Zwei außergewöhnlichen Filmen mit dem Schauspieler Sterling Hayden wendet sich Gina Telaroli zu: Craig’s Wife (1936) „von Hollywoods meistbeschäftige[r] Regisseurin Dorothy Arzner“ und Johnny Guitar (1954), bei dem die „unnachahmliche Joan Crawford […] die Produktion selbst in die Hand [nahm]“ und „verlangte, dass ihre Rolle und das Drehbuch umgeschrieben würden, sodass ihre Figur wichtiger wurde als die titelgebende Sterling Haydens“. Außergewöhnlich sind die Filme, weil sie ganz entgegen den Gepflogenheiten Hollywoods und auch des Film gris von „starken Frauen [handeln] – stärker als es eine sittsame Gesellschaft für angemessen hielt“.

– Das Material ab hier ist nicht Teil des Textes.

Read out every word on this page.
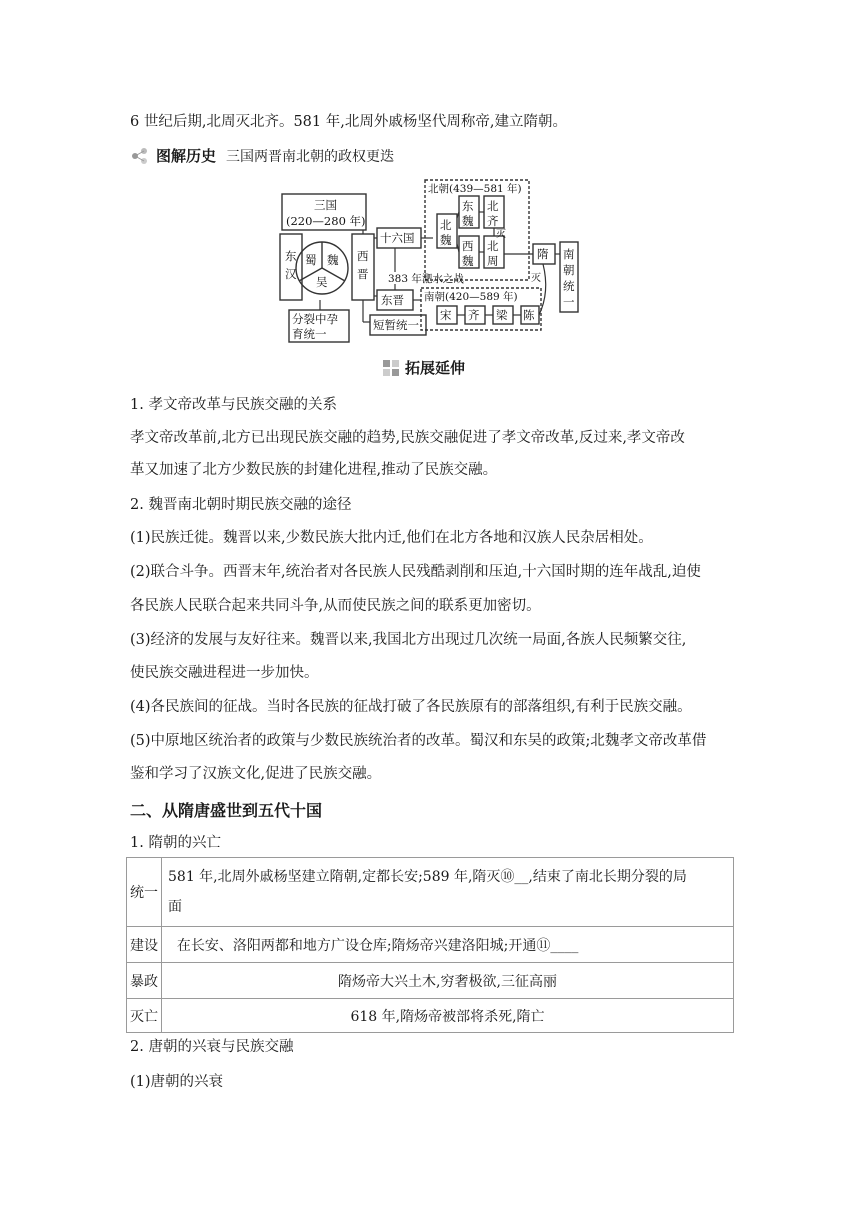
6 世纪后期,北周灭北齐。581 年,北周外戚杨坚代周称帝,建立隋朝。
图解历史 三国两晋南北朝的政权更迭
三国
(220—280 年)
东
汉
蜀 魏
吴
西
晋
十六国
东晋
分裂中孕
育统一
短暂统一
383 年淝水之战
北朝(439—581 年)
北
魏
东
魏
北
齐
西
魏
北
周
灭
灭
隋 南
朝
统
一
南朝(420—589 年)
宋 齐 梁 陈
拓展延伸
1. 孝文帝改革与民族交融的关系
孝文帝改革前,北方已出现民族交融的趋势,民族交融促进了孝文帝改革,反过来,孝文帝改
革又加速了北方少数民族的封建化进程,推动了民族交融。
2. 魏晋南北朝时期民族交融的途径
(1)民族迁徙。魏晋以来,少数民族大批内迁,他们在北方各地和汉族人民杂居相处。
(2)联合斗争。西晋末年,统治者对各民族人民残酷剥削和压迫,十六国时期的连年战乱,迫使
各民族人民联合起来共同斗争,从而使民族之间的联系更加密切。
(3)经济的发展与友好往来。魏晋以来,我国北方出现过几次统一局面,各族人民频繁交往,
使民族交融进程进一步加快。
(4)各民族间的征战。当时各民族的征战打破了各民族原有的部落组织,有利于民族交融。
(5)中原地区统治者的政策与少数民族统治者的改革。蜀汉和东吴的政策;北魏孝文帝改革借
鉴和学习了汉族文化,促进了民族交融。
二、从隋唐盛世到五代十国
1. 隋朝的兴亡
统一	581 年,北周外戚杨坚建立隋朝,定都长安;589 年,隋灭⑩__,结束了南北长期分裂的局
面

建设	在长安、洛阳两都和地方广设仓库;隋炀帝兴建洛阳城;开通⑪____
暴政	隋炀帝大兴土木,穷奢极欲,三征高丽
灭亡	618 年,隋炀帝被部将杀死,隋亡
2. 唐朝的兴衰与民族交融
(1)唐朝的兴衰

Chris Fujiwara wendet sich nicht starken Frauenfiguren zu, sondern stellt Telarolis Beitrag mit seiner Analyse von drei „Schlüsselfilmen“ des Film gris aus dem Jahr 1951 eine „Kritik der Männlichkeit“ zur Seite. Es geht um The Sound of Fury, The Prowler und He Ran All the Way. In seinem instruktiven Beitrag zeigt Fujiwara nicht zuletzt anhand von Einstellungen, der Kameraführung und der Bildsprache, dass die Sozialkritik der Filme „auf Vorstellungen von Männlichkeit und männlichen Ansprüche ab[zielt], die mit einem populären Verständnis des amerikanischen Traums verbunden“ sind, der selbst wieder „geschlechtsspezifische[r] Natur“ und „mit stereotype[n] Vorstellungen von Männlichkeit [verbunden]“ ist. Ein Traum mithin, der von einem Mann geträumt wird und in dem die Frau „nur als Symbol“ existiert. „Die sichtbarste Bedrohung für die Männlichkeitskonstruktionen der Helden [in den drei genannten Filmen, RL] sind Frauen“, die sie „in die Falle der Häuslichkeit [locken]“ und deren „Fruchtbarkeit […] eine monströse Kraft“ ist, welche „die Helden zu verschlingen droht und sie auf unausgereifte Impulse und auf Wehklagen reduziert“ .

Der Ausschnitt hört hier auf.